If anything comes into existence without a cause, it does not mean that it itself is its own cause.

On the contrary, it means that the idea of needing a cause is removed.

An object that exists absolutely without any cause, is certainly not its own cause.

The problem is caused by asserting that the one follows from the other.

By doing so, you conclude that it is impossible for anything to ever begin to exist without a cause.

If you cancel one probable cause, then you must find another cause.

False Argument 3: Whatever is produced without any cause, is produced by nothing.

In other words, it has nothing for its cause. But nothing can never be a cause, no more than nothing can be something. By this same intuition, we perceive that nothing can never be a cause.

Consequently, we must perceive that every object has a real cause of its existence.

This argument is from John Locke.

All of those arguments are founded on the same fallacy.
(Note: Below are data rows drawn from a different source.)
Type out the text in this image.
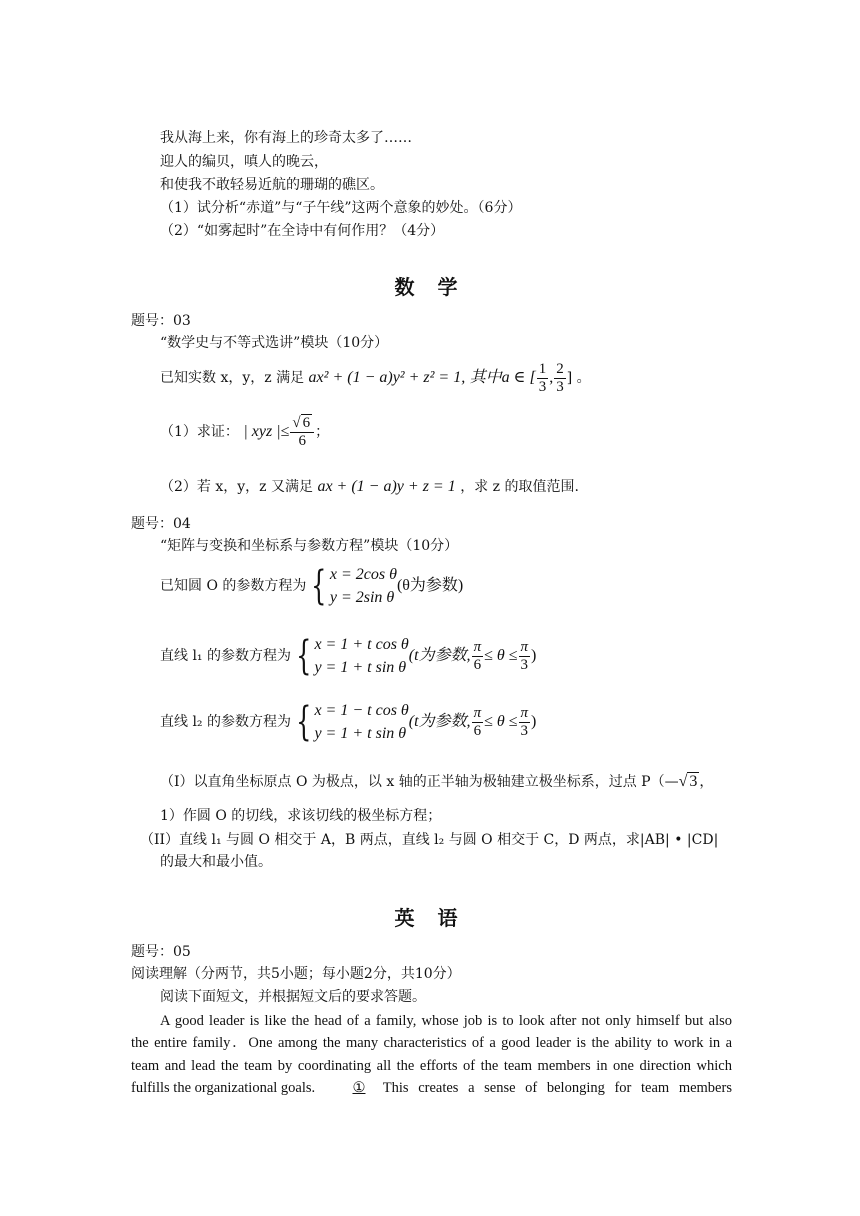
我从海上来，你有海上的珍奇太多了……
迎人的编贝，嗔人的晚云，
和使我不敢轻易近航的珊瑚的礁区。
（1）试分析“赤道”与“子午线”这两个意象的妙处。（6分）
（2）“如雾起时”在全诗中有何作用？（4分）
数 学
题号：03
“数学史与不等式选讲”模块（10分）
已知实数 x，y，z 满足 ax² + (1 − a)y² + z² = 1, 其中a ∈ [ $\frac{1}{3}$ , $\frac{2}{3}$ ] 。
（1）求证： | xyz |≤ $\frac{√ 6}{6}$ ；
（2）若 x，y，z 又满足 ax + (1 − a)y + z = 1 ，求 z 的取值范围.
题号：04
“矩阵与变换和坐标系与参数方程”模块（10分）
已知圆 O 的参数方程为 { x = 2cos θ
y = 2sin θ
(θ为参数)
直线 l₁ 的参数方程为 { x = 1 + t cos θ
y = 1 + t sin θ
(t为参数, $\frac{\pi}{6} \le \theta \le \frac{\pi}{3}$ )
直线 l₂ 的参数方程为 { x = 1 − t cos θ
y = 1 + t sin θ
(t为参数, $\frac{\pi}{6} \le \theta \le \frac{\pi}{3}$ )
（I）以直角坐标原点 O 为极点，以 x 轴的正半轴为极轴建立极坐标系，过点 P（—√ 3 ，
1）作圆 O 的切线，求该切线的极坐标方程；
（II）直线 l₁ 与圆 O 相交于 A，B 两点，直线 l₂ 与圆 O 相交于 C，D 两点，求|AB| • |CD|
的最大和最小值。
英 语
题号：05
阅读理解（分两节，共5小题；每小题2分，共10分）
阅读下面短文，并根据短文后的要求答题。
A good leader is like the head of a family, whose job is to look after not only himself but also
the entire family．One among the many characteristics of a good leader is the ability to work in a
team and lead the team by coordinating all the efforts of the team members in one direction which
fulfills the organizational goals.	①	This creates a sense of belonging for team members
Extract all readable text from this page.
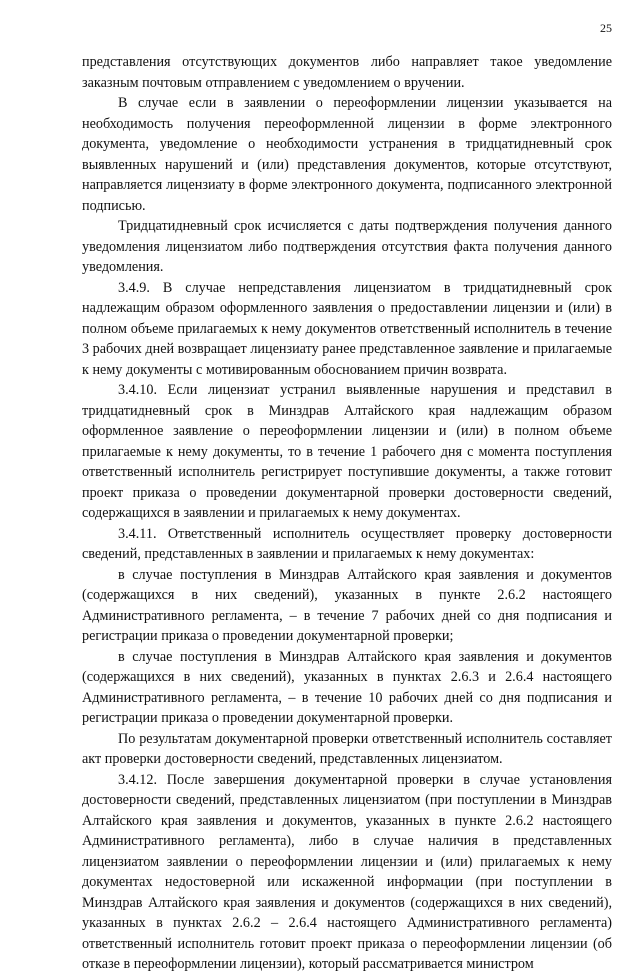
25

представления отсутствующих документов либо направляет такое уведомление заказным почтовым отправлением с уведомлением о вручении.

В случае если в заявлении о переоформлении лицензии указывается на необходимость получения переоформленной лицензии в форме электронного документа, уведомление о необходимости устранения в тридцатидневный срок выявленных нарушений и (или) представления документов, которые отсутствуют, направляется лицензиату в форме электронного документа, подписанного электронной подписью.

Тридцатидневный срок исчисляется с даты подтверждения получения данного уведомления лицензиатом либо подтверждения отсутствия факта получения данного уведомления.

3.4.9. В случае непредставления лицензиатом в тридцатидневный срок надлежащим образом оформленного заявления о предоставлении лицензии и (или) в полном объеме прилагаемых к нему документов ответственный исполнитель в течение 3 рабочих дней возвращает лицензиату ранее представленное заявление и прилагаемые к нему документы с мотивированным обоснованием причин возврата.

3.4.10. Если лицензиат устранил выявленные нарушения и представил в тридцатидневный срок в Минздрав Алтайского края надлежащим образом оформленное заявление о переоформлении лицензии и (или) в полном объеме прилагаемые к нему документы, то в течение 1 рабочего дня с момента поступления ответственный исполнитель регистрирует поступившие документы, а также готовит проект приказа о проведении документарной проверки достоверности сведений, содержащихся в заявлении и прилагаемых к нему документах.

3.4.11. Ответственный исполнитель осуществляет проверку достоверности сведений, представленных в заявлении и прилагаемых к нему документах:

в случае поступления в Минздрав Алтайского края заявления и документов (содержащихся в них сведений), указанных в пункте 2.6.2 настоящего Административного регламента, – в течение 7 рабочих дней со дня подписания и регистрации приказа о проведении документарной проверки;

в случае поступления в Минздрав Алтайского края заявления и документов (содержащихся в них сведений), указанных в пунктах 2.6.3 и 2.6.4 настоящего Административного регламента, – в течение 10 рабочих дней со дня подписания и регистрации приказа о проведении документарной проверки.

По результатам документарной проверки ответственный исполнитель составляет акт проверки достоверности сведений, представленных лицензиатом.

3.4.12. После завершения документарной проверки в случае установления достоверности сведений, представленных лицензиатом (при поступлении в Минздрав Алтайского края заявления и документов, указанных в пункте 2.6.2 настоящего Административного регламента), либо в случае наличия в представленных лицензиатом заявлении о переоформлении лицензии и (или) прилагаемых к нему документах недостоверной или искаженной информации (при поступлении в Минздрав Алтайского края заявления и документов (содержащихся в них сведений), указанных в пунктах 2.6.2 – 2.6.4 настоящего Административного регламента) ответственный исполнитель готовит проект приказа о переоформлении лицензии (об отказе в переоформлении лицензии), который рассматривается министром
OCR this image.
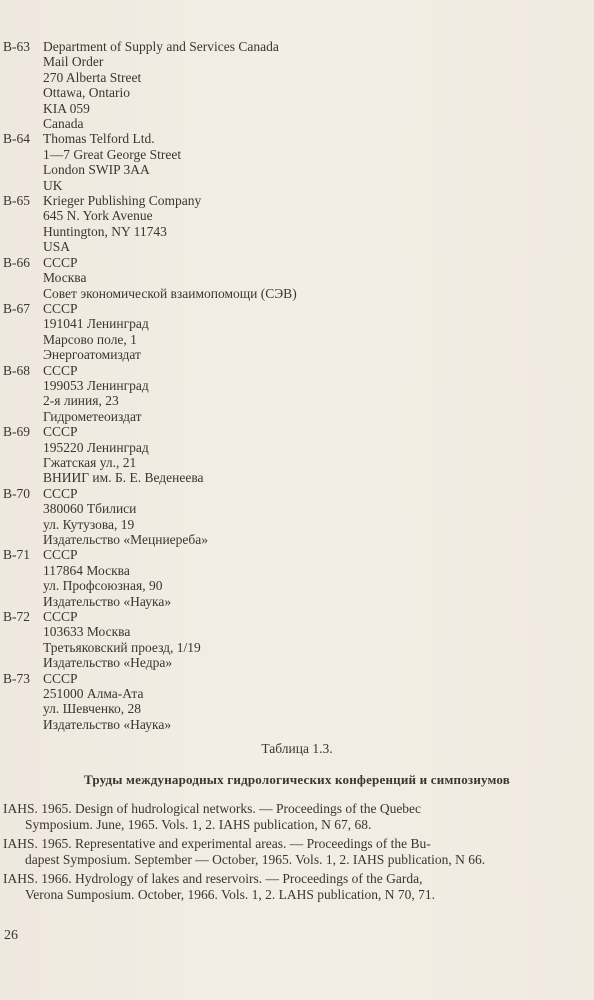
B-63 Department of Supply and Services Canada
Mail Order
270 Alberta Street
Ottawa, Ontario
KIA 059
Canada
B-64 Thomas Telford Ltd.
1—7 Great George Street
London SWIP 3AA
UK
B-65 Krieger Publishing Company
645 N. York Avenue
Huntington, NY 11743
USA
B-66 СССР
Москва
Совет экономической взаимопомощи (СЭВ)
B-67 СССР
191041 Ленинград
Марсово поле, 1
Энергоатомиздат
B-68 СССР
199053 Ленинград
2-я линия, 23
Гидрометеоиздат
B-69 СССР
195220 Ленинград
Гжатская ул., 21
ВНИИГ им. Б. Е. Веденеева
B-70 СССР
380060 Тбилиси
ул. Кутузова, 19
Издательство «Мецниереба»
B-71 СССР
117864 Москва
ул. Профсоюзная, 90
Издательство «Наука»
B-72 СССР
103633 Москва
Третьяковский проезд, 1/19
Издательство «Недра»
B-73 СССР
251000 Алма-Ата
ул. Шевченко, 28
Издательство «Наука»
Таблица 1.3.
Труды международных гидрологических конференций и симпозиумов
IAHS. 1965. Design of hudrological networks. — Proceedings of the Quebec
Symposium. June, 1965. Vols. 1, 2. IAHS publication, N 67, 68.
IAHS. 1965. Representative and experimental areas. — Proceedings of the Bu-
dapest Symposium. September — October, 1965. Vols. 1, 2. IAHS publication, N 66.
IAHS. 1966. Hydrology of lakes and reservoirs. — Proceedings of the Garda,
Verona Sumposium. October, 1966. Vols. 1, 2. LAHS publication, N 70, 71.
26
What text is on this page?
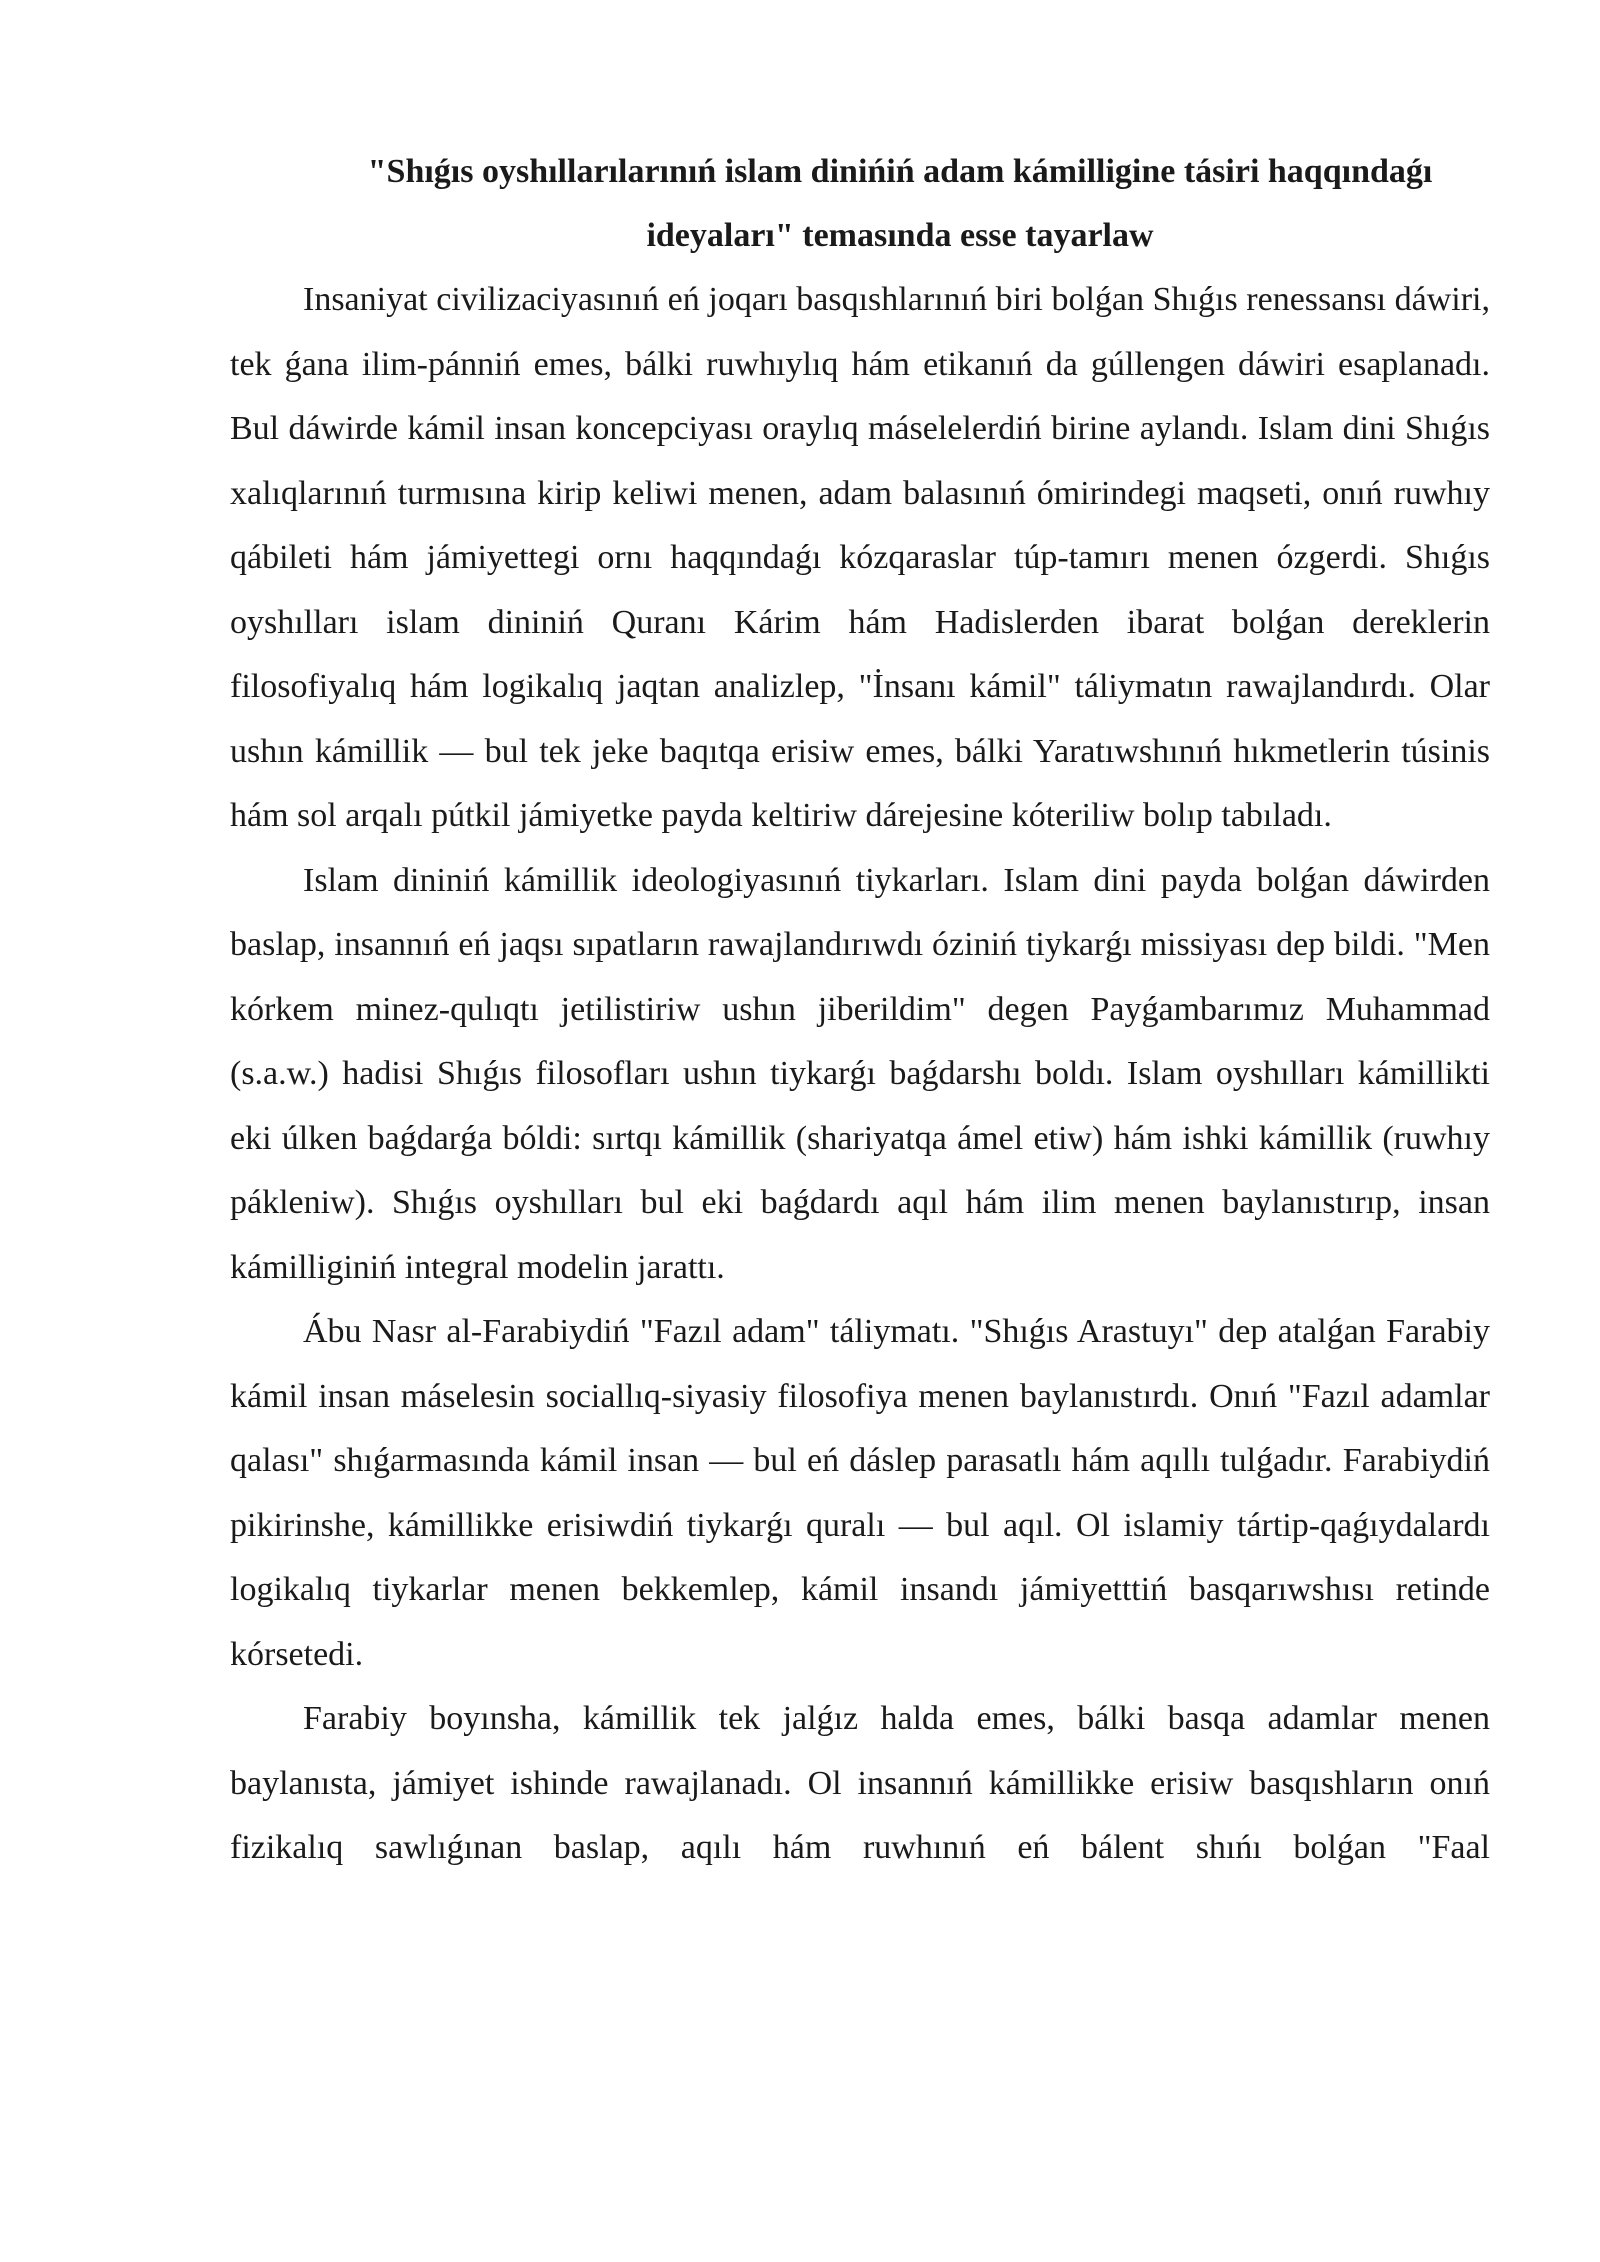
"Shıǵıs oyshıllarılarınıń islam dinińiń adam kámilligine tásiri haqqındaǵı ideyaları" temasında esse tayarlaw

Insaniyat civilizaciyasınıń eń joqarı basqıshlarınıń biri bolǵan Shıǵıs renessansı dáwiri, tek ǵana ilim-pánniń emes, bálki ruwhıylıq hám etikanıń da gúllengen dáwiri esaplanadı. Bul dáwirde kámil insan koncepciyası oraylıq máselelerdiń birine aylandı. Islam dini Shıǵıs xalıqlarınıń turmısına kirip keliwi menen, adam balasınıń ómirindegi maqseti, onıń ruwhıy qábileti hám jámiyettegi ornı haqqındaǵı kózqaraslar túp-tamırı menen ózgerdi. Shıǵıs oyshılları islam dininiń Quranı Kárim hám Hadislerden ibarat bolǵan dereklerin filosofiyalıq hám logikalıq jaqtan analizlep, "İnsanı kámil" táliymatın rawajlandırdı. Olar ushın kámillik — bul tek jeke baqıtqa erisiw emes, bálki Yaratıwshınıń hıkmetlerin túsinis hám sol arqalı pútkil jámiyetke payda keltiriw dárejesine kóteriliw bolıp tabıladı.

Islam dininiń kámillik ideologiyasınıń tiykarları. Islam dini payda bolǵan dáwirden baslap, insannıń eń jaqsı sıpatların rawajlandırıwdı óziniń tiykarǵı missiyası dep bildi. "Men kórkem minez-qulıqtı jetilistiriw ushın jiberildim" degen Payǵambarımız Muhammad (s.a.w.) hadisi Shıǵıs filosofları ushın tiykarǵı baǵdarshı boldı. Islam oyshılları kámillikti eki úlken baǵdarǵa bóldi: sırtqı kámillik (shariyatqa ámel etiw) hám ishki kámillik (ruwhıy pákleniw). Shıǵıs oyshılları bul eki baǵdardı aqıl hám ilim menen baylanıstırıp, insan kámilliginiń integral modelin jarattı.

Ábu Nasr al-Farabiydiń "Fazıl adam" táliymatı. "Shıǵıs Arastuyı" dep atalǵan Farabiy kámil insan máselesin sociallıq-siyasiy filosofiya menen baylanıstırdı. Onıń "Fazıl adamlar qalası" shıǵarmasında kámil insan — bul eń dáslep parasatlı hám aqıllı tulǵadır. Farabiydiń pikirinshe, kámillikke erisiwdiń tiykarǵı quralı — bul aqıl. Ol islamiy tártip-qaǵıydalardı logikalıq tiykarlar menen bekkemlep, kámil insandı jámiyetttiń basqarıwshısı retinde kórsetedi.

Farabiy boyınsha, kámillik tek jalǵız halda emes, bálki basqa adamlar menen baylanısta, jámiyet ishinde rawajlanadı. Ol insannıń kámillikke erisiw basqıshların onıń fizikalıq sawlıǵınan baslap, aqılı hám ruwhınıń eń bálent shıńı bolǵan "Faal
When we exclude all causes, we really do exclude them. We cannot suppose anything or even the object itself to be the cause since we already removed the idea of a cause. If everything must have a cause, it follows that after removing all causes, we must accept the object itself or of nothing as causes. But this takes the very point of the question for granted, whether everything must have a cause or not. Those who say that every effect must have a cause because it is implied in the very idea of effect, are still more frivolous.

Every effect necessarily pre-supposes a cause. Effect is a relative term, of which cause is the correlative. But this does not prove, that every being must be preceded by a cause. For example, every husband must have a wife. But it does not mean that every man must get married. The true question is whether every object which begins to exist, must owe its existence to a cause.

This is not intuitively nor demonstratively certain. We do not derive the need for a cause from knowledge or any scientific reasoning. This need arises from observation and experience. How does experience give rise to such a need? Why do we conclude that such particular causes must have such effects? Why do we form an inference from one to another? We shall answer these in Section 14.